Stick with ethanol tax credit, Grassley says
Senator Chuck Grassley (R-IA) said Tuesday that he doesn't support a proposal to shift federal support for ethanol from a tax credit to building ethanol pipelines, blender pumps and more flexible fuel vehicles.
That idea was offered last week as a way to generate more support in Congress for the ethanol industry but Grassley, the top Republican on the Senate Finance Committee, said it's important for all farm and ethanol groups to stick to lobbying for maintaining a 45 cent-a-gallon tax credit for the fuel. The credit runs out at the end of the year.
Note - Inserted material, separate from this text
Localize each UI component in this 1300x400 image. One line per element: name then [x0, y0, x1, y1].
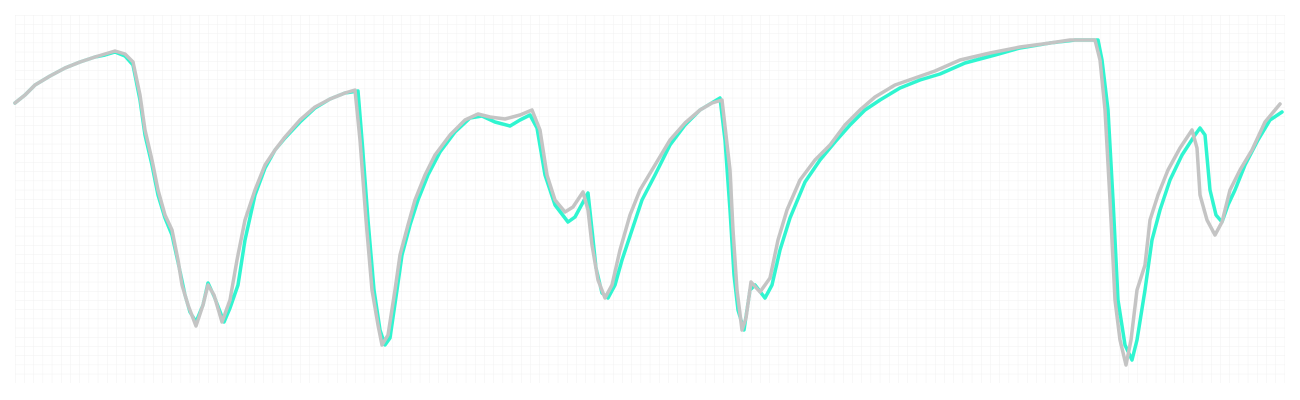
plot-area	[13, 38, 1284, 367]
line-series	[13, 38, 1282, 367]
grid	[15, 15, 1285, 383]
Already, Grassley said, the tax credit "is once again being attacked by groups that have no viable alternative to big oil." As an example, he mentioned a press conference held Monday to call for an end to the tax credit. The opponents of the tax credit who want the credit killed are the American Meat Institute, Environmental Working Group, Grocery Manufacturers of America, Natural Resources Defense Council and Taxpayers for Common Sense.
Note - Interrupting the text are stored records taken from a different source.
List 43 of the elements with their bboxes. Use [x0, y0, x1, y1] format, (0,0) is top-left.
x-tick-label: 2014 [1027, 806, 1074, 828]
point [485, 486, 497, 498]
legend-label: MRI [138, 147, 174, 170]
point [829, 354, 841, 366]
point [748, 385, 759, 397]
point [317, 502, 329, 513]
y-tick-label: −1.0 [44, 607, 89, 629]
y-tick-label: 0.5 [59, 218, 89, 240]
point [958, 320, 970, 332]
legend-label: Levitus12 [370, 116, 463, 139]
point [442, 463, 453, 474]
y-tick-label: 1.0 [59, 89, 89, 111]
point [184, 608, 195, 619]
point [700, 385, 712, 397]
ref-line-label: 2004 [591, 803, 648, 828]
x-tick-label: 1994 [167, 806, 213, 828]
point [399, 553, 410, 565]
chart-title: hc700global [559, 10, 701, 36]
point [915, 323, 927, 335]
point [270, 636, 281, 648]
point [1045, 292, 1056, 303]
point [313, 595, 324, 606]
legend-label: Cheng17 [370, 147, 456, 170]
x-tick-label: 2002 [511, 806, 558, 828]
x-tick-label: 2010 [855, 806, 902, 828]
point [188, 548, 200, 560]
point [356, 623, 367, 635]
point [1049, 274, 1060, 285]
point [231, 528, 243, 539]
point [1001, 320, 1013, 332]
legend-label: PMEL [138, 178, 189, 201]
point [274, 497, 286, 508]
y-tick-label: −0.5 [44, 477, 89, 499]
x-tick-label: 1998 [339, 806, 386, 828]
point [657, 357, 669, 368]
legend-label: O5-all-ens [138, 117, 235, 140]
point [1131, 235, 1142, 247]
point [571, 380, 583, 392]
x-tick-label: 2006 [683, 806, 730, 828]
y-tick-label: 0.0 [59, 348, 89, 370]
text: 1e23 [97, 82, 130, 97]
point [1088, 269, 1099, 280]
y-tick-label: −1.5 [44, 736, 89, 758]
Those groups don't support Growth Energy's proposal either, but cited it as an example of the ethanol industry recognizing that the tax credit is in trouble.
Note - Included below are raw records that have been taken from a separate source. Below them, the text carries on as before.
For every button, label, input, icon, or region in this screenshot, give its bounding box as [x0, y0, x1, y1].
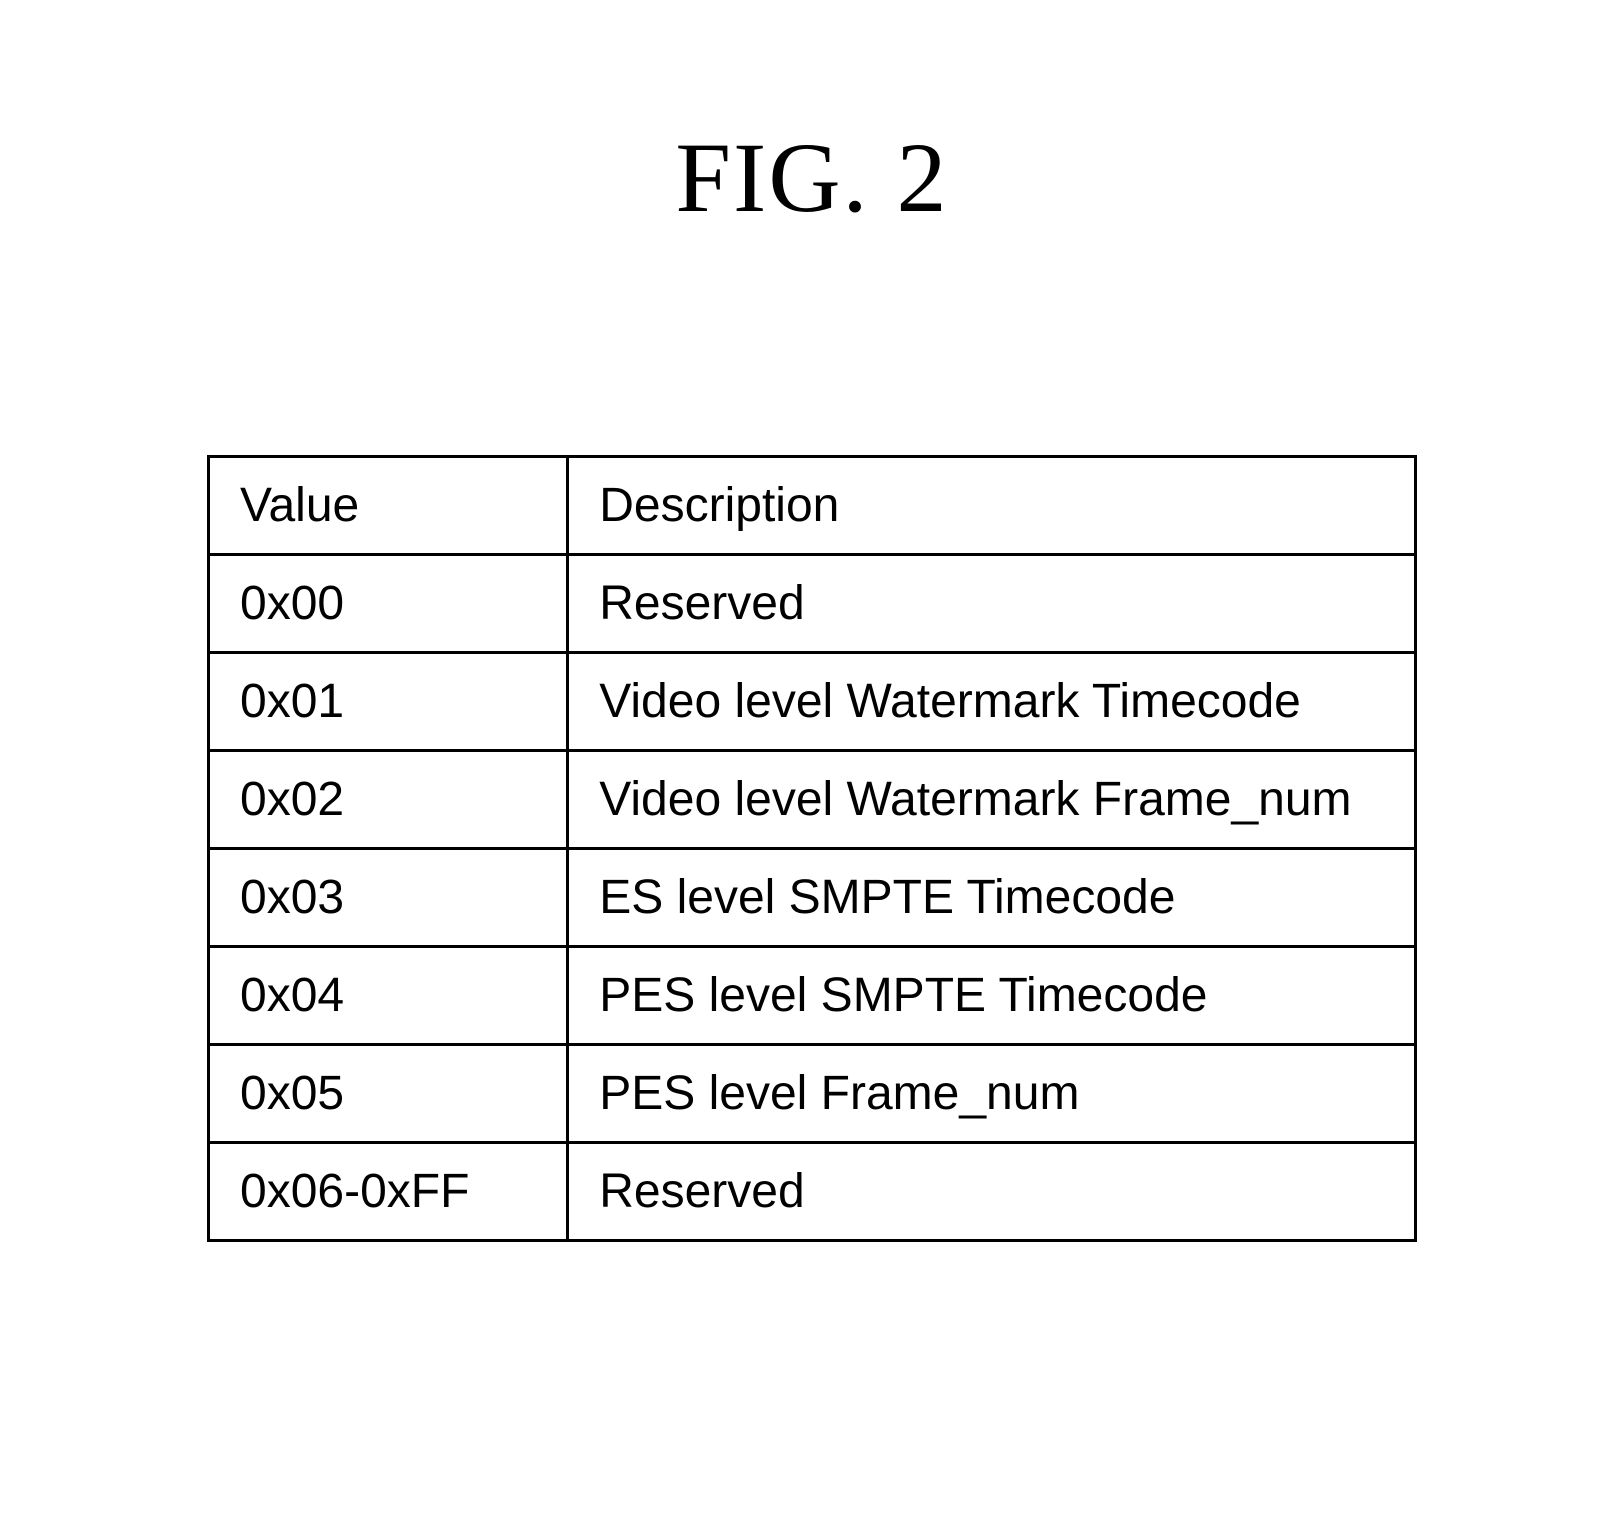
table-row: 0x00 Reserved [209, 555, 1416, 653]
cell-value: 0x01 [209, 653, 568, 751]
table-container: Value Description 0x00 Reserved 0x01 Vid… [207, 455, 1417, 1242]
cell-description: Video level Watermark Timecode [568, 653, 1416, 751]
cell-description: Reserved [568, 555, 1416, 653]
table-row: 0x03 ES level SMPTE Timecode [209, 849, 1416, 947]
cell-value: 0x02 [209, 751, 568, 849]
table-row: 0x02 Video level Watermark Frame_num [209, 751, 1416, 849]
cell-value: 0x00 [209, 555, 568, 653]
table-row: 0x01 Video level Watermark Timecode [209, 653, 1416, 751]
cell-value: 0x06-0xFF [209, 1143, 568, 1241]
cell-value: 0x05 [209, 1045, 568, 1143]
column-header-description: Description [568, 457, 1416, 555]
cell-description: Video level Watermark Frame_num [568, 751, 1416, 849]
table-row: 0x05 PES level Frame_num [209, 1045, 1416, 1143]
cell-description: Reserved [568, 1143, 1416, 1241]
value-description-table: Value Description 0x00 Reserved 0x01 Vid… [207, 455, 1417, 1242]
table-row: 0x04 PES level SMPTE Timecode [209, 947, 1416, 1045]
cell-description: PES level SMPTE Timecode [568, 947, 1416, 1045]
cell-description: PES level Frame_num [568, 1045, 1416, 1143]
figure-title: FIG. 2 [675, 120, 948, 235]
column-header-value: Value [209, 457, 568, 555]
table-row: 0x06-0xFF Reserved [209, 1143, 1416, 1241]
cell-value: 0x03 [209, 849, 568, 947]
cell-value: 0x04 [209, 947, 568, 1045]
table-header-row: Value Description [209, 457, 1416, 555]
cell-description: ES level SMPTE Timecode [568, 849, 1416, 947]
Grassley said that over the long term there's nothing wrong with Growth Energy's ideas, but that Congress has only six months left to renew the tax credit and that's what groups need to focus on now.
"Divided, we will fall. United, we will stand, as we have for 30 years," he said.
Other ethanol groups, including the Renewable Fuels Association and the American Coalition for Ethanol, favor trying to extend the tax credit for up to five years. So do two farm groups, the National Corn Growers Association and American Farm Bureau Federation.